06 July 2012

Unhealthful News 215 - Erasing the line between health-related news and entertainment

Chris Snowdon recently (well, fairly recently -- I am rather behind on blog reading) wrote a great post about the idiotic coverage of a recent violent attack in Florida (the one that involved a man biting off the face of an innocent bystander, eliciting excited reports about zombie-like behavior, even though everyone knows that zombies eat brains, not faces, to say nothing of the fact that the perpetrator was killed after the attack, not before).  The coverage mostly attributed this to the perpetrator being under the influence of the designer drug, "bath salts".  To jump to the punchline, the toxicology report eventually found neither this no any other psychoactive drugs in the perpetrator's body, and the (low-key, probably not noticed by 99% of those who heard the "zombie" and "bath salts" story) coverage of that suggested, "hmm, maybe it has something to do with his history of schizophrenia".

Just lovely.

But why would a news reporter not want to attribute a bad event to some random new technology?  After all, if one idiot claims "that must be what did it", it is the job of the press to just blindly report that, right?  I believe that is what Woodward and Bernstein did.

Here is another great example of the same idiocy:
Corrales officials say a fire that burned more than 350 acres of the wooded area along the Rio Grande was most likely sparked by an electronic cigarette.  Village Administrator John Avila says an employee apparently dropped the device while patrolling on June 20. The employee realized the device was gone after ducking under a tree limb. The fire started soon after.
The employee probably urinated in the woods while he was out there too (at least if he was a guy), and that was just about equally likely to be responsible for the fire, as anyone who knows anything about e-cigarettes would realize.  A dropped e-cigarette is no more likely to start a fire than a dropped flashlight, since they are more or less the same thing when lying inertly on the ground (i.e., a battery, in a case, which can be -- but was not at the time -- connected in circuit with a filament that gets hot).  Indeed, the flashlight would create a greater risk if it were left turned on, which the e-cigarette could not be (unless it was some very strange mod, which seems unlikely).

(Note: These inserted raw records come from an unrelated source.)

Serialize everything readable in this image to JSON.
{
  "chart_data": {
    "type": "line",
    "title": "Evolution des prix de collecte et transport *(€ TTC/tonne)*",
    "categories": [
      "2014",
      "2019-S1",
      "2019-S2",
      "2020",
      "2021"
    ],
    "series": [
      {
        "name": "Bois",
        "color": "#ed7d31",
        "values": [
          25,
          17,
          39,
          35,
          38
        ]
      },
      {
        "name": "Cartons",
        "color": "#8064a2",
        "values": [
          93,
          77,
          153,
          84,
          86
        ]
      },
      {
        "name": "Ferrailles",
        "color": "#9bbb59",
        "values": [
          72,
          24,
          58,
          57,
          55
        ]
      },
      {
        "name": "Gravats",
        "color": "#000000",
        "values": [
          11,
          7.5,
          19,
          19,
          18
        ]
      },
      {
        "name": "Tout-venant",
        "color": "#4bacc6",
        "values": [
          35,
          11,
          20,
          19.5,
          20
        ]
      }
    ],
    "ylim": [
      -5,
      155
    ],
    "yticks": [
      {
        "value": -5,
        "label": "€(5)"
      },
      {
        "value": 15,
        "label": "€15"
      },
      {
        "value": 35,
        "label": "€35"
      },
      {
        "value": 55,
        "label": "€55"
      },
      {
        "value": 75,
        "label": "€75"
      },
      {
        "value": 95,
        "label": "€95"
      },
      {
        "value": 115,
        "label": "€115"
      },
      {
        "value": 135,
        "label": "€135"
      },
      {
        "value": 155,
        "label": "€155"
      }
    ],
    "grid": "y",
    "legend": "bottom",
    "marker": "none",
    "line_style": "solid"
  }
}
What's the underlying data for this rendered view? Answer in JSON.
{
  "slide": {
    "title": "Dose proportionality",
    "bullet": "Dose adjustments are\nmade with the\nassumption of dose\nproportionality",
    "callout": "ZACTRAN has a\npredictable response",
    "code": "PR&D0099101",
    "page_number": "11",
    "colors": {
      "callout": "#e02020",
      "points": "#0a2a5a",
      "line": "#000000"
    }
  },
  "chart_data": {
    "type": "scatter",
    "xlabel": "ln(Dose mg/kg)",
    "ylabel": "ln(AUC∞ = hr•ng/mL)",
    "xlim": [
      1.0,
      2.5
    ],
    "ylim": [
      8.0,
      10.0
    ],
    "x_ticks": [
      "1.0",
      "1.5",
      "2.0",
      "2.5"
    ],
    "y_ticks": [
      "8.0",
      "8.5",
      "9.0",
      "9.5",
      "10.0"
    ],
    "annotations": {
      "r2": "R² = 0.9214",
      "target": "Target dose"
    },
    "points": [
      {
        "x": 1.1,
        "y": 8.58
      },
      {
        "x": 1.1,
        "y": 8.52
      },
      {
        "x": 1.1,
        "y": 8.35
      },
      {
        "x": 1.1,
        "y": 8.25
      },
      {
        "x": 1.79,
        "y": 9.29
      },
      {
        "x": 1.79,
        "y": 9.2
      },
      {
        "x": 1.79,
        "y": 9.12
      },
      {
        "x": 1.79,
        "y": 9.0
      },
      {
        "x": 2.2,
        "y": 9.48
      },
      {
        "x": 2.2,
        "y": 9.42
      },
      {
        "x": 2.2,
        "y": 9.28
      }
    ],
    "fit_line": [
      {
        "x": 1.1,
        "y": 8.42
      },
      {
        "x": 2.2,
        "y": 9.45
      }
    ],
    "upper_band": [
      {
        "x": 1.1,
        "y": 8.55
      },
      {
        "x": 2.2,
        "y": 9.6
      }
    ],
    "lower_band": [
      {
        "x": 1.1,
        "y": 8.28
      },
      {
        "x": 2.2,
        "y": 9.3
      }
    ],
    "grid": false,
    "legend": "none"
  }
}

This would have been obvious to anyone who bothered to talk to anyone who knows anything about e-cigarettes.  Presumably either the employee who used the e-cigarette or the village administrator, whichever one made up this story, did not know anything.  It was fairly stupid of them to make the claim without checking whether it was at all reasonable.  But people make stupid claims sometimes.

A reporter, even one who knows nothing about e-cigarettes (or "bath salts" or zombies) should know that people make stupid claims.  I said that the reporters of these stories were idiots, but that is really letting them off too easy.  What they are is grossly negligent and derelict in their duty, and creating great social harm as a result.

Why do they do this?  Because it makes the news more entertaining to just report rumors and scary stories about technology.  And most reporters today seem to be frustrated entertainers, rather than real journalists.

[Update:  I have explored a few analyses of how some low-quality e-cigarettes could actually fail in a way that would start a fire.  So perhaps it cannot be ruled out.  But "not ruled out" is quite different from "happened" or "is the most likely explanation" or even "is a plausible explanation".  There is a difference between "assume the fire was caused by an e-cigarette and try to explain how" and "of all the possible causes of a fire, and the rarity of an e-cigarette sitting idle creating ignition temperatures, how reasonable is that explanation?" -- that difference is represents how scientists and reporters (real ones) think.  The plausible explanation I liked is that the worker was smoking and thinks that caused it, but was not supposed to be smoking, so make up the a lie that was as close as possible to the truth.]